Ignacio "Nacho" Roizman's thoughts on digital marketing, particularly on the US Hispanic and Latin American markets. From the personal perspective of a passionate technology evangelist and marketing addict.

Friday, August 11, 2006

Email disaster recovery or a better planning process?

I periodically read MediaPost’s columns as they are one of the most reliable sources of information on trends in interactive marketing, particularly those dedicated to email and online advertisement. Last Thursday an article on email titled When a good e-mail goes bad, by Jeanniey Mullen from Ogilvy World Wide in New York, caught my attention. Can really a good email go bad? Or is it that it was good only to the eyes of those involved in the creation process?

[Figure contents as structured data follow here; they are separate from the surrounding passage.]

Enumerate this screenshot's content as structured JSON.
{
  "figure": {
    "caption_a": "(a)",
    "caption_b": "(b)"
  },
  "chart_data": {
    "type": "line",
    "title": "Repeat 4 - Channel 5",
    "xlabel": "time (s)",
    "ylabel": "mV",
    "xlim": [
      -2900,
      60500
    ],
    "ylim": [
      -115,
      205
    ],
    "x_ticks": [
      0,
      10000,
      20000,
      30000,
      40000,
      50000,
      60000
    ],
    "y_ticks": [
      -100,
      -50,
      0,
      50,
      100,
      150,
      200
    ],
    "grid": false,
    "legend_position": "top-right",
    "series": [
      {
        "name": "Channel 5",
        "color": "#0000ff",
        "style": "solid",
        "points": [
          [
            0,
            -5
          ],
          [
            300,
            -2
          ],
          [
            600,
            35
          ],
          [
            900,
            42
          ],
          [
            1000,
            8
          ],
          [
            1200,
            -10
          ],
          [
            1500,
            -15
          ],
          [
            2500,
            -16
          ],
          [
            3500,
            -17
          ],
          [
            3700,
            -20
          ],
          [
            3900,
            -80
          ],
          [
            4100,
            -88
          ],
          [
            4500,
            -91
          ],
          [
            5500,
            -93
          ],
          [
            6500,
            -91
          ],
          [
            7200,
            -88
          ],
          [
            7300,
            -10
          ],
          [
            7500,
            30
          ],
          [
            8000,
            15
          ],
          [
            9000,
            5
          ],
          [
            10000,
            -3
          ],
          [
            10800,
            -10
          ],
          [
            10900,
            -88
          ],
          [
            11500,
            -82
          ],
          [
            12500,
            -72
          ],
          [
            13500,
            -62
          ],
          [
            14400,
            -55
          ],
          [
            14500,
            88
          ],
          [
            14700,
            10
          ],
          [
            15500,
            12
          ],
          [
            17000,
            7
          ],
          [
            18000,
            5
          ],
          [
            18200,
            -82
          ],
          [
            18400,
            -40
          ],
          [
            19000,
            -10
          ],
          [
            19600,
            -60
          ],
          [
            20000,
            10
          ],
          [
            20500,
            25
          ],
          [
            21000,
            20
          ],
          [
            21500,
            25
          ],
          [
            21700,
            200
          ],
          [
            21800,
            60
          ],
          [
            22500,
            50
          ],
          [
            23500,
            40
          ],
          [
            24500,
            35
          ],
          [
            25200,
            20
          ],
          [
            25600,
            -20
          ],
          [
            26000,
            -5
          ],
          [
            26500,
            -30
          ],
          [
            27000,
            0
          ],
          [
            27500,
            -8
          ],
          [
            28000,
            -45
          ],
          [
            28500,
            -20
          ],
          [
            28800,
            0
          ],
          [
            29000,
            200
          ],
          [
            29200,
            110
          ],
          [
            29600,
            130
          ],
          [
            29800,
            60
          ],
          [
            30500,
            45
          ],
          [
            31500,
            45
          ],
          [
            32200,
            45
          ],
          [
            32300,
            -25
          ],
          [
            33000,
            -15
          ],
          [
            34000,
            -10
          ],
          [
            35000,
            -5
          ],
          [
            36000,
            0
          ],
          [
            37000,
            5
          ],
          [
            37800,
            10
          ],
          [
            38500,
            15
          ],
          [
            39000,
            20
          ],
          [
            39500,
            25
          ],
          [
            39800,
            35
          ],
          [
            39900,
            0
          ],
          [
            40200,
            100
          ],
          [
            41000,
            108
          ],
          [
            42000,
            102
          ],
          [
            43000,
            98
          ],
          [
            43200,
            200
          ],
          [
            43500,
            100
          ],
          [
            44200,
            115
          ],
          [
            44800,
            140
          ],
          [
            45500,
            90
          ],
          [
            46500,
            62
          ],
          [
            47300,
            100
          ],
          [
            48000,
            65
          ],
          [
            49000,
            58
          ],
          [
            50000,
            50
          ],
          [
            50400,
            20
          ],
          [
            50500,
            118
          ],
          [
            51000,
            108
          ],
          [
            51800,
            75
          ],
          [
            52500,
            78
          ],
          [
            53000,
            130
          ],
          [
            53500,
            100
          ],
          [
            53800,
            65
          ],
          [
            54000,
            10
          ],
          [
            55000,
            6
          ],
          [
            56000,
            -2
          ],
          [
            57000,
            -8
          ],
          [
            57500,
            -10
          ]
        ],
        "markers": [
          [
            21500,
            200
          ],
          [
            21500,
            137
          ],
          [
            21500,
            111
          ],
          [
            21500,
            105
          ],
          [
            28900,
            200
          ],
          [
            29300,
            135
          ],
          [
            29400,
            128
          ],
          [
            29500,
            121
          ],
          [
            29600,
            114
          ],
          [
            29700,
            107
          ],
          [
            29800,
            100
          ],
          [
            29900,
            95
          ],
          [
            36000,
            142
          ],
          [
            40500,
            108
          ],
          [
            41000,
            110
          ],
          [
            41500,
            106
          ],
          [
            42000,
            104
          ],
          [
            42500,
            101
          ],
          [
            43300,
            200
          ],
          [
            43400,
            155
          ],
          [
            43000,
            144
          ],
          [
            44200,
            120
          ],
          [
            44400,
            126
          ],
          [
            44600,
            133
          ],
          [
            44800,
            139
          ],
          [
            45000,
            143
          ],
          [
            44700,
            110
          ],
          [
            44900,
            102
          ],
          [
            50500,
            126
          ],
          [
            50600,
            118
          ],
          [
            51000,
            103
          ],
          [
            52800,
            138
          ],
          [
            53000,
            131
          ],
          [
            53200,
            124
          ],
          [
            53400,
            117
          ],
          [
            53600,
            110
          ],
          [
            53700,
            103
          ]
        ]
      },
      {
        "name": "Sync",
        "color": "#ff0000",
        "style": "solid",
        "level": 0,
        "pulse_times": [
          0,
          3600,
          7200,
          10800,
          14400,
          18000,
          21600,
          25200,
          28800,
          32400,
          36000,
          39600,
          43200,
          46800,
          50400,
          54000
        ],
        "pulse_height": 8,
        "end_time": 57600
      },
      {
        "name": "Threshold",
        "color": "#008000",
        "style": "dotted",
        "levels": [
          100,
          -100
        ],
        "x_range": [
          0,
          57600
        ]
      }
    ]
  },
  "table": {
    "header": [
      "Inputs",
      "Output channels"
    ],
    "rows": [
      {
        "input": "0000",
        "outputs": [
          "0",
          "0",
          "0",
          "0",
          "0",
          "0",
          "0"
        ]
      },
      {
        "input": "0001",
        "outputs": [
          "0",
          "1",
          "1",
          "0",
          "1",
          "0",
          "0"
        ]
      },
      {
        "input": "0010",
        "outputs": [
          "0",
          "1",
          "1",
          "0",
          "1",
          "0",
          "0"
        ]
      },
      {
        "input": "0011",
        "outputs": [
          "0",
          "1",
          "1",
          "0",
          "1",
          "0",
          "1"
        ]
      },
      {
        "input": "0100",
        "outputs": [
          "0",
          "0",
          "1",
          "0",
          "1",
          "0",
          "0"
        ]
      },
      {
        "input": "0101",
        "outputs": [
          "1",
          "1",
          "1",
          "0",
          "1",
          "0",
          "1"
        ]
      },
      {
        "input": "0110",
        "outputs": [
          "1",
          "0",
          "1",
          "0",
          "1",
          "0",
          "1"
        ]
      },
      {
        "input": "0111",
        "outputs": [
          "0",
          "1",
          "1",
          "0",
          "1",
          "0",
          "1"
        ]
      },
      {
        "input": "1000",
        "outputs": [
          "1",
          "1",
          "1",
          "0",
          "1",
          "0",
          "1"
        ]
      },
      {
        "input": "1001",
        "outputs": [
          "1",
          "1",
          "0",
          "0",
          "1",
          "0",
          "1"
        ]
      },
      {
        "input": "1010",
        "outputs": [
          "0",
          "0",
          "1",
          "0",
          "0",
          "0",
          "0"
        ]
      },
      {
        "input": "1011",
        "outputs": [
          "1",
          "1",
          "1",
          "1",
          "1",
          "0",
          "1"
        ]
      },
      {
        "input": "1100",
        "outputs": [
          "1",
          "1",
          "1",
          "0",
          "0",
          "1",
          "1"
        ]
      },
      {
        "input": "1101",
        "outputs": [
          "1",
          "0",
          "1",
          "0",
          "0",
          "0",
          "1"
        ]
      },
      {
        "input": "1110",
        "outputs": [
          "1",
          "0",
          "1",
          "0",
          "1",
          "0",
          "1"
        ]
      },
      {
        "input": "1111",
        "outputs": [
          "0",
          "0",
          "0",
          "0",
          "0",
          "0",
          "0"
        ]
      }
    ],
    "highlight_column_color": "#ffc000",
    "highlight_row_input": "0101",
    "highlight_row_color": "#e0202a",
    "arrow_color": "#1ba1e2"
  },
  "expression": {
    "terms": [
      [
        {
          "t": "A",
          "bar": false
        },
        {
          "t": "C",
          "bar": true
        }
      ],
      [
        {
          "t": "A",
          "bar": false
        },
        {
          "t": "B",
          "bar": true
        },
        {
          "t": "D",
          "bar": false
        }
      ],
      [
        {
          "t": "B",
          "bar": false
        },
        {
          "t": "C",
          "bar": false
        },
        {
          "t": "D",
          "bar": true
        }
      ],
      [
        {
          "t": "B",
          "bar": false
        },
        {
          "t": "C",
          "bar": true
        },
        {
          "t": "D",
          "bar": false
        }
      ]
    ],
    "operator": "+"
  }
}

At any given time, advertising agency as well as advertisers might make decisions based on personal perceptions or myths. Customer insight is frequently scarce and as humans we tend to create our own personal “personas” that might not necessarily fit the profile of those who will be actually receiving our message or eventually that “persona” might not react as we expected during the creative process. Therefore the need to balance the creative process with methodological procedures that provide the means to test, measure and adjust the final message that is going to be delivered.

As I discussed in my last post on the article published on The Economist, The Ultimate Marketing Machine, the most significant advantage of the digital media is the ability of marketers to track and act upon numbers, not words. This has been said over and over again since the inception of digital marketing practices on the mid 90s. However, few are the companies that have undergone the cultural change that requires the adoption of the digital media. Sending emails to a database religiously on time and without any spelling of grammar mistake, is not enough. Consumers change, they sometimes outgrow the brand promise, they get married, divorced, die or just change tastes. What worked before does not necessarily will work now.

Establishing a role inside the marketing team focused on deploying an effective testing, not for only email pieces, but also for all forms of digital and even offline communications, including Call to Actions, layouts, design, would help avoid thinking on how to fix that good email that unexpectedly went wrong.